Wednesday, November 3, 2010

Rebuilding the Commons

Common values. Common knowledge. Common world. These are required for a society to function. They must be built. They must be maintained. They must be respected.

They are in serious disrepair, and so is the global society that depends on them.

Last year, in a fictional retrospective from the next century (“A Brief History of the Twenty-First Century”) I suggested a “Commons Development and Maintenance Amendment to the U.S. Constitution (CDMA), which required all adult citizens to give one in seven days of their time to building and maintaining the commons.” I was thinking primarily of the physical resources we depend on, which are declining at such a rate that, given realistic expectations about people's performance, a goal of 14% annual growth in renewable and reusable resources will be necessary to avoid total calamity. Whatever mechanism we actually decide on, this work on the “common world” must be done on a worldwide basis, but it will be unsustainable without values to motivate people, and knowledge to have a decent chance of success.

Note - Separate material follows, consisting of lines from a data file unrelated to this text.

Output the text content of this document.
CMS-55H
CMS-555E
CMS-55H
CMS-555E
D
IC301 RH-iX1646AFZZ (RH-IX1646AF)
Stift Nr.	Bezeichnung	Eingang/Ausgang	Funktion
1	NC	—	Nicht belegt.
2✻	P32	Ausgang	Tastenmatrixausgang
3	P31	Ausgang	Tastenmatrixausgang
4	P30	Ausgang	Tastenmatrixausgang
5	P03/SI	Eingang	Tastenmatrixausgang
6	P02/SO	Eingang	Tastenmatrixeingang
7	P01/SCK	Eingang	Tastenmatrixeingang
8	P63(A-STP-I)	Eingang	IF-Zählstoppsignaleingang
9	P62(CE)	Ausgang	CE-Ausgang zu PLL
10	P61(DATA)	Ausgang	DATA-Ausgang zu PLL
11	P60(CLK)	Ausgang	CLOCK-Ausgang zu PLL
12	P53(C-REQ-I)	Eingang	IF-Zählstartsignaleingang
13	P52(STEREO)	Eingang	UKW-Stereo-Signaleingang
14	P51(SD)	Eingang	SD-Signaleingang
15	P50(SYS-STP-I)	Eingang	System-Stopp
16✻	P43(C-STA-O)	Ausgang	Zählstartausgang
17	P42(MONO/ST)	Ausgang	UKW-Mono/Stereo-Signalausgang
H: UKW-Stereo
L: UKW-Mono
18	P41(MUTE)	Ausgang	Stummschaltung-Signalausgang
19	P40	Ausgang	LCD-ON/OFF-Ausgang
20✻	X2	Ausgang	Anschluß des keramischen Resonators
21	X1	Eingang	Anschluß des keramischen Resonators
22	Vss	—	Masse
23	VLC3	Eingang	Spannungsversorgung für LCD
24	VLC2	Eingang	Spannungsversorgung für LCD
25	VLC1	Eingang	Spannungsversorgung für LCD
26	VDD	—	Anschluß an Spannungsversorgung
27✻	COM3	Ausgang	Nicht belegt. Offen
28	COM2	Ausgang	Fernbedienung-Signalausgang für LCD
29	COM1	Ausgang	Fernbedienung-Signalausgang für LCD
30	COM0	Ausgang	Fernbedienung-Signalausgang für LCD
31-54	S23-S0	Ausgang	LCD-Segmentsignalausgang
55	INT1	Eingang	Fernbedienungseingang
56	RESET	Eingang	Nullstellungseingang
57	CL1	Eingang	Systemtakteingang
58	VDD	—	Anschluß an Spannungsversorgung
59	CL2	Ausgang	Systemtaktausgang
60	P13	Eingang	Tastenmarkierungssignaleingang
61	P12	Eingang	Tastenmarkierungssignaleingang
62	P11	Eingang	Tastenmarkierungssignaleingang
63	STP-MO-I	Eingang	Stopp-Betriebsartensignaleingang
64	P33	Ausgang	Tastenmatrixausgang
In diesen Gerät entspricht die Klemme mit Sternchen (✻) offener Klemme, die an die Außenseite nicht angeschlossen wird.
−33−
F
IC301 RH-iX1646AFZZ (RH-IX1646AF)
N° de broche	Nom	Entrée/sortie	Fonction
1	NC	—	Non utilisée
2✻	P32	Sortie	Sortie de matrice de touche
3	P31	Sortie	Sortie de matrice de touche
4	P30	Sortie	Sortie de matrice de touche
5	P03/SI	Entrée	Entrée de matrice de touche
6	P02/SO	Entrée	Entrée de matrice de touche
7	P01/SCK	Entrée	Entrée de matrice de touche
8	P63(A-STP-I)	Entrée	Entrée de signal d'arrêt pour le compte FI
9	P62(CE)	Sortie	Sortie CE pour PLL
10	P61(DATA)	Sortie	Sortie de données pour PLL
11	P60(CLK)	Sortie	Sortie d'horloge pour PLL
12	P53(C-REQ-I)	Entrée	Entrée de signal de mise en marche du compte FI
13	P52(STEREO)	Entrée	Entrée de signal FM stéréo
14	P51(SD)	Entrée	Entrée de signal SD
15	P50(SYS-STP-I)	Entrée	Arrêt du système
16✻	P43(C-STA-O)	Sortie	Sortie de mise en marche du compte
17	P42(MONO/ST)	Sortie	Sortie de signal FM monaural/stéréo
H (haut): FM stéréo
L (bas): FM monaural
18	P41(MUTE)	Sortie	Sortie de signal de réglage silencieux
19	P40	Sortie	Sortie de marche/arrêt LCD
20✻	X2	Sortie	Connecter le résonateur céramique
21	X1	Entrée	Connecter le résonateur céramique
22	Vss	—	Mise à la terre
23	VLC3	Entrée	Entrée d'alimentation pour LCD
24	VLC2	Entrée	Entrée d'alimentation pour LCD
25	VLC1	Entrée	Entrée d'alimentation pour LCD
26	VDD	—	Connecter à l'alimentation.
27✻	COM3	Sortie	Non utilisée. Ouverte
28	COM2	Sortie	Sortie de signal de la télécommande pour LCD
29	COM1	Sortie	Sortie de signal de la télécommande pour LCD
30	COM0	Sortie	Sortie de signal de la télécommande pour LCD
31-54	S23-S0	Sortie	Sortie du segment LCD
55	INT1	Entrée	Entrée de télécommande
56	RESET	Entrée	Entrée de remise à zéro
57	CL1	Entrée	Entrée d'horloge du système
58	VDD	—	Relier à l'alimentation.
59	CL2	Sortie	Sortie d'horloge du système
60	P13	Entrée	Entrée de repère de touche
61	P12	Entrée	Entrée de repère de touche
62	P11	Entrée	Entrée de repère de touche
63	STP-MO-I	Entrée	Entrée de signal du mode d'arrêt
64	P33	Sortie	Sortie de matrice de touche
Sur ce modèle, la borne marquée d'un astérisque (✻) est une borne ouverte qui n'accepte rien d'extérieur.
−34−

Differences in values seem to be at the root of a lot of our problems. To the extent that we disagree, or our values don't extend to all others, we tend to work in opposition instead of toward a future where we can at least survive, and ideally all thrive. Communicating with each other about what we believe is right and wrong is critical to identifying and dealing with the differences that divide us, and finding any common ground that exists. If our values are too far apart, then we should seriously consider creating societies with shared values that do not have enough power to interfere with each other, but provide opportunities for their members to move if their values change (technically we already have such societies – nations and corporations – but many have both the power, and desire, to interfere with others).

The accuracy and accessibility of knowledge determines how well we can define and reach our goals. Common knowledge helps us to efficiently interact with each other and coordinate our activities. Education is perhaps the primary mechanism for creating common knowledge, and it is losing effectiveness for a number of reasons, not the least being that there is far too much disagreement about what should be “common.” There is also the problem that the quantity of information is so great that many people cannot personally verify its accuracy or usefulness, and must therefore depend upon other people to translate it and vouch for it, people who may have an incentive to distort or outright lie.

I have written extensively about each of these elements, and come to the conclusion that everyone should devote some time to “building and maintaining” them, in addition to avoiding their deterioration during other activities. Perhaps one day a week (14% of the time) is still a good target for any or all three, since they do depend on each other. My personal preference is to spend more time, especially on common values and knowledge since their deficit seems to be the greatest impediment to creating a healthy world.